Frankreichs Trainer könnte Historisches erreichen
Dass er im Falle des Titelgewinns in Deutschland selbst Fußballgeschichte schreibt, weil er dann als erster Mensch Welt- und Europameister als Spieler und Trainer wäre, das schiebt er konsequenterweise auch ganz weit nach hinten. Das sei für ihn "keine Motivation, denn es geht um die französische Nationalmannschaft, um das, was wir erreicht haben und was wir noch erreichen können."
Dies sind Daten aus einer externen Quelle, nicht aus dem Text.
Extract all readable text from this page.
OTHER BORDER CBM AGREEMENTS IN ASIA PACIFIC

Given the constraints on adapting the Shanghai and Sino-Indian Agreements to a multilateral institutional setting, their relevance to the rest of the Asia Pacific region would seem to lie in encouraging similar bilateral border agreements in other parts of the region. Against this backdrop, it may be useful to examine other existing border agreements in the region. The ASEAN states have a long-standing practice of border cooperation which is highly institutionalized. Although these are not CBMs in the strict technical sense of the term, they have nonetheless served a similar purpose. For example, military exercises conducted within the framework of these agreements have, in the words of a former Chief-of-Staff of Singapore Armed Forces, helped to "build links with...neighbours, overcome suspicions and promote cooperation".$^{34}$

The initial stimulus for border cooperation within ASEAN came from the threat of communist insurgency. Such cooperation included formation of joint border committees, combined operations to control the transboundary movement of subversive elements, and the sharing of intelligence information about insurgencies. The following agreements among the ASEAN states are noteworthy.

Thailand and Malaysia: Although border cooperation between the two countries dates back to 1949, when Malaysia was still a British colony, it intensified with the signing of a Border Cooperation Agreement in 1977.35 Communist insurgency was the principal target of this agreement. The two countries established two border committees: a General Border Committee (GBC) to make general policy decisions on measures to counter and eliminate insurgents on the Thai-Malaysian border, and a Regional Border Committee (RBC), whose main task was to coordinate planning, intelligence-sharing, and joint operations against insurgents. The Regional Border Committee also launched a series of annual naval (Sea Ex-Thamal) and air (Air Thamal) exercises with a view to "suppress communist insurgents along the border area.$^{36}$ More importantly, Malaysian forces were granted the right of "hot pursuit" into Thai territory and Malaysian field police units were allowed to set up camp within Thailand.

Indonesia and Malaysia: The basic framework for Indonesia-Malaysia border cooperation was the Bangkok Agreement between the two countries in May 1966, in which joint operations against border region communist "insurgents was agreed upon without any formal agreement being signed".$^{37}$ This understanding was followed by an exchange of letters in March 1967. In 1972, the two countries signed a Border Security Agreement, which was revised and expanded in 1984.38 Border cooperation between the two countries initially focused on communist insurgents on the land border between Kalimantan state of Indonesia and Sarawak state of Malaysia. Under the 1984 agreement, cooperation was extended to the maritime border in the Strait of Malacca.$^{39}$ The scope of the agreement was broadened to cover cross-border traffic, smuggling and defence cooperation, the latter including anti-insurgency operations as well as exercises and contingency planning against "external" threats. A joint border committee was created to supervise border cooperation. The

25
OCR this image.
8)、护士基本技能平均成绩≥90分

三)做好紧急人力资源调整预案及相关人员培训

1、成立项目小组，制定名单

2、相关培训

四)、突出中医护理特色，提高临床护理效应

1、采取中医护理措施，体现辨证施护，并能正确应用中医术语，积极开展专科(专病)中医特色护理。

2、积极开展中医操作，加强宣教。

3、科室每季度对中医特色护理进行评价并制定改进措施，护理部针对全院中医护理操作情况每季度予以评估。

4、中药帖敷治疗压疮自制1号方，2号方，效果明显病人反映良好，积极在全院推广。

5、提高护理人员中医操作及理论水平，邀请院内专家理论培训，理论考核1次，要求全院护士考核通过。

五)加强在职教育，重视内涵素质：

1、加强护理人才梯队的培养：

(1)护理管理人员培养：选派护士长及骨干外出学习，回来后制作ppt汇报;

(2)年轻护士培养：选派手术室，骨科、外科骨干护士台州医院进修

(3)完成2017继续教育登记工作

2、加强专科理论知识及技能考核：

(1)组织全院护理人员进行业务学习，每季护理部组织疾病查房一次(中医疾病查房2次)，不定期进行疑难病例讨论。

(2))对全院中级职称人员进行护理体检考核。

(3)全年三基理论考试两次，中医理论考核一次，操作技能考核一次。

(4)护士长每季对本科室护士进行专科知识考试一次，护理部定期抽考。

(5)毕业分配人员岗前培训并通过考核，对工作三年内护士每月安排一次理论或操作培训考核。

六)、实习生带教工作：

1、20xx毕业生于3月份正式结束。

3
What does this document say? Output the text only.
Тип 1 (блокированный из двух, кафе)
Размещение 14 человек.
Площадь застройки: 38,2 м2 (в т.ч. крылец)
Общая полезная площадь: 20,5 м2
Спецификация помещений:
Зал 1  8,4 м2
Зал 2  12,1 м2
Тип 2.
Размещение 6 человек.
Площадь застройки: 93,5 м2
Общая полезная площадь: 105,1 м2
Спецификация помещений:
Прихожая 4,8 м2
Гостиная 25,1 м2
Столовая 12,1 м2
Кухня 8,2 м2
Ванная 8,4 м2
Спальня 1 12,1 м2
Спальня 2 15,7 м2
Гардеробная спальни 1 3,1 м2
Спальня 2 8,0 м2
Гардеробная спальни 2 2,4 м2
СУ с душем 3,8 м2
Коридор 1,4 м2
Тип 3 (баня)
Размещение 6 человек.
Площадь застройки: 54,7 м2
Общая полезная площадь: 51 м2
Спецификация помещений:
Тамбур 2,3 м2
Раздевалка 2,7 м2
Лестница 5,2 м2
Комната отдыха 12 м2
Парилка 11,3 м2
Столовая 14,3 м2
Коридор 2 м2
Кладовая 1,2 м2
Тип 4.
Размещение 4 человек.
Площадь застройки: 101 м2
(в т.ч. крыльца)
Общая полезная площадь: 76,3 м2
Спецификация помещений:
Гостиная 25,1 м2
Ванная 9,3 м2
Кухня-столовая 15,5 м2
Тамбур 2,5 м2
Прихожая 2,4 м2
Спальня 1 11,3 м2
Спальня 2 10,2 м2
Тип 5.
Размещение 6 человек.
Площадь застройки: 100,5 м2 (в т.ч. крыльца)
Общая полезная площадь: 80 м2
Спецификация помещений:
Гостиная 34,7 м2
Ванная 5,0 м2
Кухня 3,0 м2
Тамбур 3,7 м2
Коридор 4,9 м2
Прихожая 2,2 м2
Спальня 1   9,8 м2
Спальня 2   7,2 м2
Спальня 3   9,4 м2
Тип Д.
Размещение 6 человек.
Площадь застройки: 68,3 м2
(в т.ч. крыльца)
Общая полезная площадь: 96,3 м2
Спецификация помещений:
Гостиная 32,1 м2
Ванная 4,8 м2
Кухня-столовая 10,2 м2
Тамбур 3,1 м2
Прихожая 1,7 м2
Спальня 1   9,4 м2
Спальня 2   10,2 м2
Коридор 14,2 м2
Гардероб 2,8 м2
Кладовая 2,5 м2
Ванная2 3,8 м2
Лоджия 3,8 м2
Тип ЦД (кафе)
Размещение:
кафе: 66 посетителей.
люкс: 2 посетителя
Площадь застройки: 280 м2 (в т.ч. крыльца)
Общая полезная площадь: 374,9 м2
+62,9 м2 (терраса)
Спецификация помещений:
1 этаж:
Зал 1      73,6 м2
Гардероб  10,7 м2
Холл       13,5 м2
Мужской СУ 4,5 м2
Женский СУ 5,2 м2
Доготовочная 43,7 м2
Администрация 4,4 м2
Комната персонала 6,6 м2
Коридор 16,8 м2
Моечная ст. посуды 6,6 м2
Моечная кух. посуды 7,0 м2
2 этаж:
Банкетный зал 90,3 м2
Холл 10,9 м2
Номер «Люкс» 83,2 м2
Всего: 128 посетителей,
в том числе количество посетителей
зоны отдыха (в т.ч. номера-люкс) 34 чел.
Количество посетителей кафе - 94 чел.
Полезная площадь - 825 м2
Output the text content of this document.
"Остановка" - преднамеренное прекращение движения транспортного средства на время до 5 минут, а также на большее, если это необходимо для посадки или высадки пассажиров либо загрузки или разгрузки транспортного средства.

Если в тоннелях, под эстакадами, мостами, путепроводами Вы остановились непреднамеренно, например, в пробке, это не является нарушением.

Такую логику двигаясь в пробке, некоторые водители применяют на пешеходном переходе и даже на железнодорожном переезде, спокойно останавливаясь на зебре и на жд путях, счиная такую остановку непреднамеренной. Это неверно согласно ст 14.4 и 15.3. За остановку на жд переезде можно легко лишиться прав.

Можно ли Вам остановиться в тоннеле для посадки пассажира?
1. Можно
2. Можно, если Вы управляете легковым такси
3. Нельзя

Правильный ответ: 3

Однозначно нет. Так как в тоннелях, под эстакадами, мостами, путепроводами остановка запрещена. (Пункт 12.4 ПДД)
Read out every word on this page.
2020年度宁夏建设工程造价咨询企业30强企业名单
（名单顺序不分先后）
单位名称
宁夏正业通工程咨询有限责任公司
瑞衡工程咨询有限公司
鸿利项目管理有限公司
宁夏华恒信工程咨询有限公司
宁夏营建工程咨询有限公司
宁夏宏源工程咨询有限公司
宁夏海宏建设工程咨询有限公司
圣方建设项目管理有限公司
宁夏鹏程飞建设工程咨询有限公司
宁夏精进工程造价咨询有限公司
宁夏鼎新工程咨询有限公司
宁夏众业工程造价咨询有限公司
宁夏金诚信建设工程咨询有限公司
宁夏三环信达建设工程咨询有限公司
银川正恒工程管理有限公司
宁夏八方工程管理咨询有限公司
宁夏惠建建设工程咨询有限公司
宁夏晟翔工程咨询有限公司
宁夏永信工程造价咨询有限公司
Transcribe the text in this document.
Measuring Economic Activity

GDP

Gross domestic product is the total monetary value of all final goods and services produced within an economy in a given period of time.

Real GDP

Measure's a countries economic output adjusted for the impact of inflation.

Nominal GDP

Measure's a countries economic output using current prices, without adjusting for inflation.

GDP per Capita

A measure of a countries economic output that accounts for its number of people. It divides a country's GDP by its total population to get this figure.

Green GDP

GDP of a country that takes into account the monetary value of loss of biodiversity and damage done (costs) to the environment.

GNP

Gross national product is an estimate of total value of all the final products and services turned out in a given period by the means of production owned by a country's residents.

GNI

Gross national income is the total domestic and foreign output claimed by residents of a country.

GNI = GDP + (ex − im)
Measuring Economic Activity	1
Mitfavorit ja - aber mit sieben, acht Konkurrenten
Er spricht ganz offen über die Rolle Frankreichs als Mitfavorit, aber er sieht "sieben oder acht Mannschaften" mit dem Ziel, den EM-Titel zu gewinnen: "Nur eine schafft es, es kommt auf Kleinigkeiten an. Das erste Spiel ist sehr wichtig. Nicht entscheidend, aber sehr wichtig. Ein Sieg verschafft uns eine gute Ausgangslage. Das ist unser Ziel, auch wenn Österreich das genauso sieht. Wir müssen dieses erste Spiel gut meistern."
Wie stark ist Mbappé nach dem Real-Wechsel?
Zu den vermeintlichen "Kleinigkeiten", die am Ende entscheidend sein werden, zählt ganz sicher auch, ob Kylian Mbappé nach dem fast zweijährigen Wechseltheater zwischen Paris Saint-Germain und Real Madrid sofort voll da ist, wenn die Partie in Düsseldorf angepfiffen wird. Dafür spricht viel.
In seinen ersten 49 Länderspielen hatte er "nur" 17 Treffer erzielt, doch allein in den zurückliegenden 30 Einsätzen traf er im Schnitt exakt einmal pro Partie. Neun Tore gelangen ihm allein in der Qualifikation zur EM 2024, und es wäre keine Überraschung, wenn er während des Turniers in Deutschland von Rang drei der französischen Rekordschützen auf Rang zwei vorstoßen würde. Mit seinen aktuell 47 Toren liegen vor ihm nur noch Olivier Giroud (57) und Thierry Henry (51).
Neben Giroud, statt Giroud - einiges ist denkbar
Ob Giroud selbst den Abstand noch ein wenig halten oder gar vergrößern kann, ist auch eine der spannenden Fragen, deren Antwort Deschamps durchaus beeinflussen kann. Der Coach hat mit Mbappé tatsächlich auch über Girouds zentrale Sturmposition gesprochen, was bei dem in der Fußballwelt einmaligen Angebot an herausragenden Flügelspielern in Frankreich durchaus nachvollziehbar ist.
Auch die Position als hängende zweite Spitze ist für Mbappé denkbar, genau wie die linke Offensivseite, auf der er die meisten seiner Länderspieltore erzielt hat. Mbappé verrät vor dem Match gegen Österreich, dass er genau diese verschiedenen Positionen durchaus ausführlich mit Deschamps erörtert habe.
"Ich habe meine Rolle mit dem Trainer besprochen, als ich jetzt zur Mannschaft kam. Er sagte, er könnte mich während des Wettbewerbs in verschiedenen Rollen einsetzen und ich solle bereit sein", sagte Mbappé: "Ich sagte, ich habe in meiner Karriere drei verschiedene Rollen gespielt und mich in allen gut geschlagen, also ist das kein Problem. Ich bin bereit, alles zu geben, um der Mannschaft zu helfen, sei es vorne, links oder auf der Bank. Ich werde mich anpassen."
Mbappé betont den Team-Gedanken
Als er das mit der "Bank" erwähnt, huscht ein Lächeln über sein Gesicht, denn eins weiß er natürlich ganz genau: Dort wird er sicher nicht Platz nehmen müssen. Aber es ist ihm offenbar wichtig, den Teamgedanken noch einmal ausdrücklich zu erwähnen. Und da liegt Mbappé nach den bitteren Erfahrungen aus der EM 2020 - wo ihm kein einziges Tor gelang, die Mannschaft keinerlei Harmonie ausstrahlte und im Achtelfinale an der Schweiz scheiterte - voll auf einer Linie mit Deschamps.